Skyclarys reduces inflammation marker in adults with FA
Italian real-world study finds lower IL-6 levels, stable disease scores
Skyclarys (omaveloxolone) was well tolerated and associated with stable disease measures and reduced inflammation markers in adults with Friedreich’s ataxia (FA) over about six months, according to a real-world study in Italy.
In particular, the treatment was associated with significantly lower levels of interleukin (IL)-6, a molecule involved in inflammation. “An interesting point of novelty of this study is a significant reduction in IL-6 levels starting at 12 weeks and lowering at 24 weeks … supporting a possible immunomodulatory effect of [Skyclarys] in adult [FA] patients,” the researchers wrote.
The study, “Early experience on omaveloxolone in adult patients with Friedreich’s ataxia: a real-world observational study,” was published in the Journal of Neurology.
Understanding Friedreich’s ataxia and how Skyclarys works
FA is caused by mutations in the FXN gene that lead to reduced production of frataxin, a protein essential for the function of mitochondria, the cell’s energy production centers. Muscle and nerve cells are especially vulnerable to low energy levels, which can lead to FA symptoms such as poor coordination and balance (ataxia), muscle weakness, and other neurological problems.
Skyclarys, an approved oral therapy for FA, is designed to activate nuclear factor erythroid 2-related factor 2 (Nrf2), a protein that supports mitochondrial function, boosts antioxidant defenses, and helps limit inflammation.
To better understand how Skyclarys performs in a real-life setting, researchers conducted a single-center observational study in 20 adults with FA treated at the University Hospital P. Giaccone of Palermo, in Italy. Most participants were women, had a mean age of 40.6, and had been living with FA for an average of nearly 25 years.

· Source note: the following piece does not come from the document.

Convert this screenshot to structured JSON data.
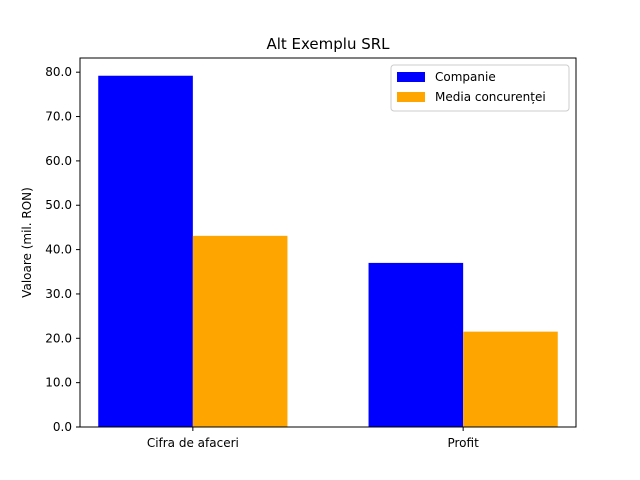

Participants received Skyclarys at a dose of 150 mg/day and were followed for 24 weeks (about six months). During follow-up visits, researchers assessed disease status using several standardized tools: the modified Friedreich’s Ataxia Rating Scale (mFARS) to track disease progression, the FA Activities of Daily Living (FA-ADL) scale to evaluate everyday functioning (such as speech, eating, walking, and self-care), and the Scale for the Assessment and Rating of Ataxia (SARA) to measure ataxia severity.
Over the follow-up period, participants showed no signs of clinical worsening, as mFARS, FA-ADL, and SARA scores remained stable compared with baseline. Levels of IL-6 fell significantly after about three and six months of treatment, dropping from 4.1 to 2.8 picograms/mL.
The researchers also observed trends toward lower levels of creatine phosphokinase, a marker of muscle damage, and of C-reactive protein, a marker of inflammation.
Exploring biomarkers and treatment response
Further analysis suggested that levels of CPK and NT-proBNP, a marker linked to heart stress, differed between patients who did and did not respond to Skyclarys treatment. A treatment response was defined as a reduction of 2.5 points on the mFARS scale.
However, when multiple variables were considered together in a multivariate analysis, no single factor emerged as a significant predictor of response to Skyclarys. “However, the short duration, and the small sample size limit the generalizability of the results,” the researchers wrote.
Additional analysis showed that changes in mFARS scores were significantly associated with longer treatment exposure, while FA-ADL scores were correlated with baseline IL-6 levels.
This “might suggest that a longer follow-up could highlight a measurable clinical improvement,” the researchers wrote.
Treatment was generally well tolerated, and no patients discontinued Skyclarys during the follow-up period. The most common adverse events were temporary and asymptomatic increases in liver enzyme levels and heartburn.
According to the researchers, the short treatment duration and the small number of patients limit the generalizability of the results. “Further multicentre studies with prolonged follow-up are needed to gather clinical experiences with [Skyclarys] in [FA],” the team wrote.